What about Ethics? Ethical Imperatives are purely conceptual. What tool does the scientific enterprise have to tell us the ontological make up of “thou shalt not kill”? We are trapped by our observations into 1 time dimension and 3 space dimensions. By definition, we cannot observe anything beyond that dimension. Due to our inability test and absorb anything outside of our universe, People like Hawkins and Dawkins cannot tell us a darn thing about any being that exists beyond our universe. They won’t be able to tell u whether or not God exists, and if he does, is he or she physical? What qualities does this being have? Are there other universes? Are they governed by set laws of physics? If so, what are they? These are all questions that cannot be answered by the nature of our existence and the limits of the scientific method. We are limited to only those things that we can indeed observe. If a something exists beyond the physical, and we can indeed gain knowledge about that which exists, then it has to be gained through the use of reason.

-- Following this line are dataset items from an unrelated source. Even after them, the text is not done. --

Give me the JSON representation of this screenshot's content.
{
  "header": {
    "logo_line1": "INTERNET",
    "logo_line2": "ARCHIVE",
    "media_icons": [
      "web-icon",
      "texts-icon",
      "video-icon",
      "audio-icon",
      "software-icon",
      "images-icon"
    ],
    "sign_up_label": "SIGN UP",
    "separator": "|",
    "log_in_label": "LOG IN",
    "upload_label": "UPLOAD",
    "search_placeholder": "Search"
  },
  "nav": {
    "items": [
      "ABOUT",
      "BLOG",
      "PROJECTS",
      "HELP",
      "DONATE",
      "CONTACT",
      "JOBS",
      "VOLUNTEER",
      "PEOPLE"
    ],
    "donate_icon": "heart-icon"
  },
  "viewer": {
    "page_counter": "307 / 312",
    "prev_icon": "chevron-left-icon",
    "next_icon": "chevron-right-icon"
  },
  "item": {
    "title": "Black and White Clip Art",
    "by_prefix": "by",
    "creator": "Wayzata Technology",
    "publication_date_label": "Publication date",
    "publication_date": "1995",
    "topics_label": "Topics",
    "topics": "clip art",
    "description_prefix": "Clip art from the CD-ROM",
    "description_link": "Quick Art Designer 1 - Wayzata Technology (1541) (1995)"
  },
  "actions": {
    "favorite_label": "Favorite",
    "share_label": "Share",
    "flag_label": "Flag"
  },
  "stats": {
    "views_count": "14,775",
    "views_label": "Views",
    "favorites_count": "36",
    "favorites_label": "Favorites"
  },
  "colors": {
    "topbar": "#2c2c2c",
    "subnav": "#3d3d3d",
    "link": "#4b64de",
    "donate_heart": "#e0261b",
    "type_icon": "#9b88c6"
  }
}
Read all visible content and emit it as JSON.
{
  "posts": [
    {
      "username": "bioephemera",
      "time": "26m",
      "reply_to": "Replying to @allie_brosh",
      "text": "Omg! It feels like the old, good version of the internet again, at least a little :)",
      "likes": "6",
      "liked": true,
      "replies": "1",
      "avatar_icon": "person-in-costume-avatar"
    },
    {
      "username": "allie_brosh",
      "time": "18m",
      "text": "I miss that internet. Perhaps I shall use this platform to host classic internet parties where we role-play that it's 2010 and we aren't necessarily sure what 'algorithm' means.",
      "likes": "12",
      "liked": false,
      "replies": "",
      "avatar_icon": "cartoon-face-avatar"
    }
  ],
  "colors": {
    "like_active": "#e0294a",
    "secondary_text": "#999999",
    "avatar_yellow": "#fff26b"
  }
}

Finally, in the field of Economics, empiricism must be abandoned due to the nature of economics and the assumptions that underlie the scientific method. Economics is the study of human action given scarce resources. The scientific method assumes that the thing being studied is constant and that experiments can be repeated with the expectancy of arriving at the same result (due to the assumption of constancy. For example, we assume that the laws of gravity are constant, that it won’t change. Thus we presuppose that we can throw a rock up in the air a hundred different times with the result being the same all 100 times, namely, that the rock will fall down back to the ground. The economy is never like this. It is impossible to predict the economy in such manner as human beings act with preferences and can change what their preferences are. Furthermore, the amount of resources in an economy is always changing. As the amount of resources increase or decrease, individuals will change their preferences, and thus their actions to accommodate such changes. Actions all take place in time, making it impossible to undo the actions. This puts a restraint on being able to scientifically test economic models. For example, we can’t run multiple experiments to see which model is correct regarding the great depression of the 1930s. This is because we cannot go back In time and run relive he 1920s and 1930s and change only one variant each time to see what would have occurred as a result. Even if we could go back in history and changed the interest rate set by the fed for example, this would in turn change other variables because humans will react in a different way than what they did in reality given different sets of options. The only real way to truly learn Economics is by reflecting on yourself as a human actor and deduce through the use of reason all the things that flow from the axiom that humans act.

Empiricism as a philosophical school should be put in the trash bed of history, giving way for the revival of Rationalism. The mind truly is a terrible thing to waste!